Dazi ed euro forte sul dollaro (che essi stessi hanno determinato) penalizzano molto la competitività di prezzo dei beni europei negli USA, soprattutto rispetto alle produzioni domestiche americane, e anche nel resto del mondo. Gli acquisti USA dalla UE si sono ridotti dell’8,7% annuo in giugno-luglio. Una dinamica peggiore di quella, piatta, per il totale dell’import USA, che è stato ancora sostenuto dall’aumento degli acquisti da alcuni paesi asiatici (Cina esclusa), per anticipare il rialzo dei dazi reciproci in agosto (frontloading). Il calo dell’import USA dalla UE e da altri importanti paesi fornitori risulta di entità simile, in valore assoluto, al livello effettivo dei dazi sui prodotti: gli acquisti dalla Cina sono crollati del 39,9% in giugno-luglio, con una tariffa media applicata del 37,7%. I flussi da UK e paesi USMCA (Canada e Messico) si sono ridotti di meno, grazie a dazi effettivi più moderati, minori della media mondiale. Il calo degli acquisti USA dai principali fornitori è il risultato di una contrazione sia dei volumi sia dei valori medi unitari dei prodotti importati, che segnala un possibile adeguamento parziale dei prezzi da parte degli esportatori per mitigare le tariffe e, in generale, una ricomposizione dell’import a favore di prodotti di minore valore unitario.

 

La qualità dei prodotti UE scudo ai dazi

Le produzioni europee di alta qualità, disegnate per soddisfare le esigenze dei clienti, sono più difficili da sostituire. Ciò rende una parte delle esportazioni italiane ed europee relativamente più resilienti ai dazi nel breve periodo. Tuttavia, un processo di sostituzione si avvierà nel tempo, se i dazi si confermeranno persistenti e se la capacità produttiva USA (o dei paesi USMCA) diventerà adeguata a soddisfare la domanda. Inoltre, l’economia USA è attesa rallentare per l’aumento di costi e prezzi conseguente all’imposizione di tariffe a carico degli importatori, mentre il taglio dei tassi FED, per sostenere la crescita, tende a indebolire ulteriormente il dollaro, alzando l’inflazione importata: ciò frena l’import USA.

 

Calo dell’export italiano in agosto. 

L’export italiano di beni verso gli USA è crollato in agosto (-21,1% su agosto 2024), dopo un forte aumento nella prima parte dell’anno dovuto al frontloading pre-dazi. Ciò ha contribuito per più di due terzi alla caduta dell’export extra-UE (-7,0% tendenziale; -1,1% il totale mondo).

 

L’effetto dei dazi sull’export nel medio-lungo.

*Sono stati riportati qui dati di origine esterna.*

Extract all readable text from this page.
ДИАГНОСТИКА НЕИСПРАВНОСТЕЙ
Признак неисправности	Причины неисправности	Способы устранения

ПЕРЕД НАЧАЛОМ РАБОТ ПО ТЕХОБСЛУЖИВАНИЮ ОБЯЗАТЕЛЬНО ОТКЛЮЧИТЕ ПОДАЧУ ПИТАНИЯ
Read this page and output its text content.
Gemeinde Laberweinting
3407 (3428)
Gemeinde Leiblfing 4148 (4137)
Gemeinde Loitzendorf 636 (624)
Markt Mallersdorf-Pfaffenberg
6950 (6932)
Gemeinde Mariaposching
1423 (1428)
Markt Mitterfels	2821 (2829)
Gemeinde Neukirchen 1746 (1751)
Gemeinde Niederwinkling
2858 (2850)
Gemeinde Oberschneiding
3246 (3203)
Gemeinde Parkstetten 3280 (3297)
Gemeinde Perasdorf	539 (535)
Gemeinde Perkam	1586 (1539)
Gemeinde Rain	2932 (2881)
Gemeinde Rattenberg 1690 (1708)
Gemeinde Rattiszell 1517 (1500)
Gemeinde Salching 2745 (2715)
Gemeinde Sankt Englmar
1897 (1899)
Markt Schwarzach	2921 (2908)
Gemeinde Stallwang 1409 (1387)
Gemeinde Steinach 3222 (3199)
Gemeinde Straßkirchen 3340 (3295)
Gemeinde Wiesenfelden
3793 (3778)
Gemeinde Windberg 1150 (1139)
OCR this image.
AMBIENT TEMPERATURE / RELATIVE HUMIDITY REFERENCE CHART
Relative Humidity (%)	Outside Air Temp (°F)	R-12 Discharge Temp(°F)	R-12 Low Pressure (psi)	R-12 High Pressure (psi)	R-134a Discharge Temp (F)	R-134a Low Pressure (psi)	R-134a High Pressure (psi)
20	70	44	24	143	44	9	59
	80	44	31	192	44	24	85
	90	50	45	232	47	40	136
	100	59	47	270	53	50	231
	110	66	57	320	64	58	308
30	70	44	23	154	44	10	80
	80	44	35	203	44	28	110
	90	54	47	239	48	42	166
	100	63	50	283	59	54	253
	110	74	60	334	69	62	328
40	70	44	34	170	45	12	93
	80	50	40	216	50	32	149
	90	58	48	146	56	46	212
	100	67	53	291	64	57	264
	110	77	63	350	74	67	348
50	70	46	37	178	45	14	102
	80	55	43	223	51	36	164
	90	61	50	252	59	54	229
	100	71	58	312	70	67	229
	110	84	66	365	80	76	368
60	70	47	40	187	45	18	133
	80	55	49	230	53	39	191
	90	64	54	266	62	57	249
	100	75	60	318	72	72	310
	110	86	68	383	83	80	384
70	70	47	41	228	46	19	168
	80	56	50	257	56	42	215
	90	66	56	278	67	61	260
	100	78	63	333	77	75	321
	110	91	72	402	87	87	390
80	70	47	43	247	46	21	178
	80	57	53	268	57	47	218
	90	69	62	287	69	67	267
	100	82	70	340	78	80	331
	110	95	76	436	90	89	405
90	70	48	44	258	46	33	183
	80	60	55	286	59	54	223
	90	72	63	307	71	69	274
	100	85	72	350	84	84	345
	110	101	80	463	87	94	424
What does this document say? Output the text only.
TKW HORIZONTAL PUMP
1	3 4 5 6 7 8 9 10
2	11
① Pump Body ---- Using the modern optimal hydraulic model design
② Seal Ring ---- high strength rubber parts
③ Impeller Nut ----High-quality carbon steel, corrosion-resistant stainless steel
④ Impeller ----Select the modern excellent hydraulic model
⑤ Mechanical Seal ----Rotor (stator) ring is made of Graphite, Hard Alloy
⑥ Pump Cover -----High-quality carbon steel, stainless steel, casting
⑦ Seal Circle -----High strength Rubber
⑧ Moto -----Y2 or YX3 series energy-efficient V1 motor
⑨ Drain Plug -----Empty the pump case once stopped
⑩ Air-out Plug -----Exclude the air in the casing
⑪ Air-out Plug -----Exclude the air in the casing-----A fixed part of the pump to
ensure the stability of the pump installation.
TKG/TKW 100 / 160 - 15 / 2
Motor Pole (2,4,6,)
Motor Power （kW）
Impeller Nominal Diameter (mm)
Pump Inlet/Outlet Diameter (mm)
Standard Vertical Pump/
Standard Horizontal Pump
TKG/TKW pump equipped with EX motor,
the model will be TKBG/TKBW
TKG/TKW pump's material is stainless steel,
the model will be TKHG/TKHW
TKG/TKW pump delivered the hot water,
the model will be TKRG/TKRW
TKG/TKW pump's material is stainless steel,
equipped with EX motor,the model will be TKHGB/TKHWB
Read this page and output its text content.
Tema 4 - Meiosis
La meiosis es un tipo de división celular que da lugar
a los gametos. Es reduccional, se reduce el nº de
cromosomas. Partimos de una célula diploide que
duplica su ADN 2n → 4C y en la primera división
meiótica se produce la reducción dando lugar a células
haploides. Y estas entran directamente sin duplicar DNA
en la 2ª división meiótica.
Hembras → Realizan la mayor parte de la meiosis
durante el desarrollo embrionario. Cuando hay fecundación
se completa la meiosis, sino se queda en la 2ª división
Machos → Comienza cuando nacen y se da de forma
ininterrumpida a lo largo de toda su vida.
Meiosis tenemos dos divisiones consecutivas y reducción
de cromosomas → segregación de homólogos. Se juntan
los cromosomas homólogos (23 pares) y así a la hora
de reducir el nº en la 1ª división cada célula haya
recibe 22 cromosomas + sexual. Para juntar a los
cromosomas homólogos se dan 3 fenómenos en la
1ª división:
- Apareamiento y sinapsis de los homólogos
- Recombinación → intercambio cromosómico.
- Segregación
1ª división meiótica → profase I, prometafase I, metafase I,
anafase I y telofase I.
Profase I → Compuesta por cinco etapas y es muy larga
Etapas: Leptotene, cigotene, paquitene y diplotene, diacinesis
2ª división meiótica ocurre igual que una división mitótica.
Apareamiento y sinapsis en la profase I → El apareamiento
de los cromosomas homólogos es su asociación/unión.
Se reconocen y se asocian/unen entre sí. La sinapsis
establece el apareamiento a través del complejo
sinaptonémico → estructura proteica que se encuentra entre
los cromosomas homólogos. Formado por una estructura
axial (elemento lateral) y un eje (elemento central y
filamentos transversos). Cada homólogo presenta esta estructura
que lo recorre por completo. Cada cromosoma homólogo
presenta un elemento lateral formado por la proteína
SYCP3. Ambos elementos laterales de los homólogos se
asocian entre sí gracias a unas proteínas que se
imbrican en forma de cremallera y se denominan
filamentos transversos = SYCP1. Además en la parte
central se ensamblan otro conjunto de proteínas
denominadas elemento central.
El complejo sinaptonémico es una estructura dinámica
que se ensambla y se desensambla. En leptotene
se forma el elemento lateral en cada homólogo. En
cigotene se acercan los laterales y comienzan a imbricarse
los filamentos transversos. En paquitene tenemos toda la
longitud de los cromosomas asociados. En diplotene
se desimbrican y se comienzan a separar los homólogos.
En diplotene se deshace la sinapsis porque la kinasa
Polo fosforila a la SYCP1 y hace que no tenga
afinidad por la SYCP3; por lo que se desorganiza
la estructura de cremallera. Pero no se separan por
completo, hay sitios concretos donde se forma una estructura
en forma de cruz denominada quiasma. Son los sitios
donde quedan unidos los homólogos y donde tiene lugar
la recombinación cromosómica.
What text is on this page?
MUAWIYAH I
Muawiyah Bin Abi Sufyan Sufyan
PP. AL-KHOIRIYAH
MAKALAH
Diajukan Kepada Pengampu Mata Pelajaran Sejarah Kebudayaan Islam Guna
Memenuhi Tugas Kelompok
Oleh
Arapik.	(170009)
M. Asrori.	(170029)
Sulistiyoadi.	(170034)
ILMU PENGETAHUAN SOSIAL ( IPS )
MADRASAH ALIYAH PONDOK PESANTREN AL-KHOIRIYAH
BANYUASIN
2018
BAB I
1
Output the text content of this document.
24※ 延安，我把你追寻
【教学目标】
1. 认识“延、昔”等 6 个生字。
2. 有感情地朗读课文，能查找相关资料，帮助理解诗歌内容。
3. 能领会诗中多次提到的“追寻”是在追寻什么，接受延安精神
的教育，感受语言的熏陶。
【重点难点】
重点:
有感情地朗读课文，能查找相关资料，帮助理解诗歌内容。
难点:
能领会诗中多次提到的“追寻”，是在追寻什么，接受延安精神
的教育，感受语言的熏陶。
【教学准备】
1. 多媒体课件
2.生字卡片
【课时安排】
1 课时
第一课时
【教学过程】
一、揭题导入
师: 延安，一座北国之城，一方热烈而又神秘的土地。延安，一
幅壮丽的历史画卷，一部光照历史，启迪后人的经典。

Nel medio periodo secondo stime CSC i nuovi dazi potrebbero ridurre le vendite italiane negli USA di circa 16,5 miliardi (rispetto a uno scenario senza tariffe), pari al 2,7% dell’export totale. L’impatto è maggiore per settori centrali del manifatturiero: autoveicoli (il più colpito in % dell’export settoriale), alimentari e bevande, macchinari, pelli e calzature, altre attività manifatturiere. Inoltre, le perdite si amplificano se si considerano gli effetti indiretti, lungo le catene di produzione europee, del calo dell’export negli USA degli altri paesi UE sulla domanda di input italiani. L’impatto complessivo tocca il -3,8% dell’export manifatturiero, -1,8% della produzione. Nel lungo periodo, è forte l’incentivo a rilocalizzare alcune produzioni nel mercato USA: il rischio per l’industria europea è di perdere parti vitali del tessuto produttivo.